Reports say unemployed migrants are being given thousands of pounds to find work in Britain under an EU scheme.
It has emerged that the UK has taken a third of the young migrants involved in the “Your First EURES Job” program, the Telegraph reported.
Some 1,178 unemployed young people from the Continent have found jobs, training or apprenticeships in Britain under the ‘jobs mobility’ program since it was set up in 2012.
That accounted for 34.7 percent of the 3,387 jobs handed out so far, much higher than second place Germany, which has provided 659 placements. At the same time, just 25 Britons under 30 have found work under the scheme, less than one percent of the total.

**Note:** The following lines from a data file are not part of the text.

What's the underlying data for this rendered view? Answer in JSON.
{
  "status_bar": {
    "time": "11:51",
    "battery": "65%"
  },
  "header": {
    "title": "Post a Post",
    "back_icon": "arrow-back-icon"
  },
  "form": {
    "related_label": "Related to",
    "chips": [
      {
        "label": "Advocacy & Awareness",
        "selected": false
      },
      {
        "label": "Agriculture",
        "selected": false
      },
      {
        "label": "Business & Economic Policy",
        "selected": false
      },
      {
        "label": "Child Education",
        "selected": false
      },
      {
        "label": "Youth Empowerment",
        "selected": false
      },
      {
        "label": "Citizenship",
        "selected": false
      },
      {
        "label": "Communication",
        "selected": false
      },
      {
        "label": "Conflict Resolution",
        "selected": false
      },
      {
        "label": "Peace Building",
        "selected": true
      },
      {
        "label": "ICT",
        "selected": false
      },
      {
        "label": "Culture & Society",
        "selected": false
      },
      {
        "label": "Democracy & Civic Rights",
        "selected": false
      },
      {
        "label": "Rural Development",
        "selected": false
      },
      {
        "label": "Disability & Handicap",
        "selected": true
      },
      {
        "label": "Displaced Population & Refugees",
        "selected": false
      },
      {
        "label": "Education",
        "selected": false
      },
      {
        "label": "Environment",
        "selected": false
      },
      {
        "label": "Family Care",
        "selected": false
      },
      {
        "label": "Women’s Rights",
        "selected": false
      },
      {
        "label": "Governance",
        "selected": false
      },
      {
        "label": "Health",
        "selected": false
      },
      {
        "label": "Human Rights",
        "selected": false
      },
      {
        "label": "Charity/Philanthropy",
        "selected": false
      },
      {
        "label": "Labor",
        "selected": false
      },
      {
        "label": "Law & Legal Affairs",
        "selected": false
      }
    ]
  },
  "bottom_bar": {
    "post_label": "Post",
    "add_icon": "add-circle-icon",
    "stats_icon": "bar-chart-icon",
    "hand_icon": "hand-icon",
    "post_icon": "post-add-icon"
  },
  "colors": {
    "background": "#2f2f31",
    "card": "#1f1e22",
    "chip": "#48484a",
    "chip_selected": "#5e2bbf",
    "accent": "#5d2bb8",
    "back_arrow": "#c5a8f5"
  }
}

The scheme offers up to €5,000 (£3,500) in relocation expenses and course fees per participant. The average cost per head of the scheme was €1,818, according to official figures.
A report into the scheme acknowledged that it was moving people from economies of high unemployment to Britain.
“The high number of placements in the UK could be due to the dynamics of the UK labor market,” it said.
“A high share of outgoing job finders in certain countries (Italy and Spain) mirrors the situation of the EU labor market, as these countries have high youth unemployment rates.
"Similarly to previous quarters, the UK remains the main country of destination.”
EU sources said British public bodies did not take part in the scheme, meaning there was a low uptake among the unemployed in this country.
Foreign Secretary Philip Hammond claimed that the Government ‘has a grip’ on the migration crisis in Calais. Downing Street defended David Cameron, who is on holiday within the UK, saying that he was due back at his desk on Thursday.
Hammond said 100 additional guards would be on duty at the terminal in Calais while UK Border Force officials were due to start working inside the Eurotunnel control room. “I think we have got a grip on the crisis. We saw a peak last week, since when the number of illegal migrants has tailed off,” he said.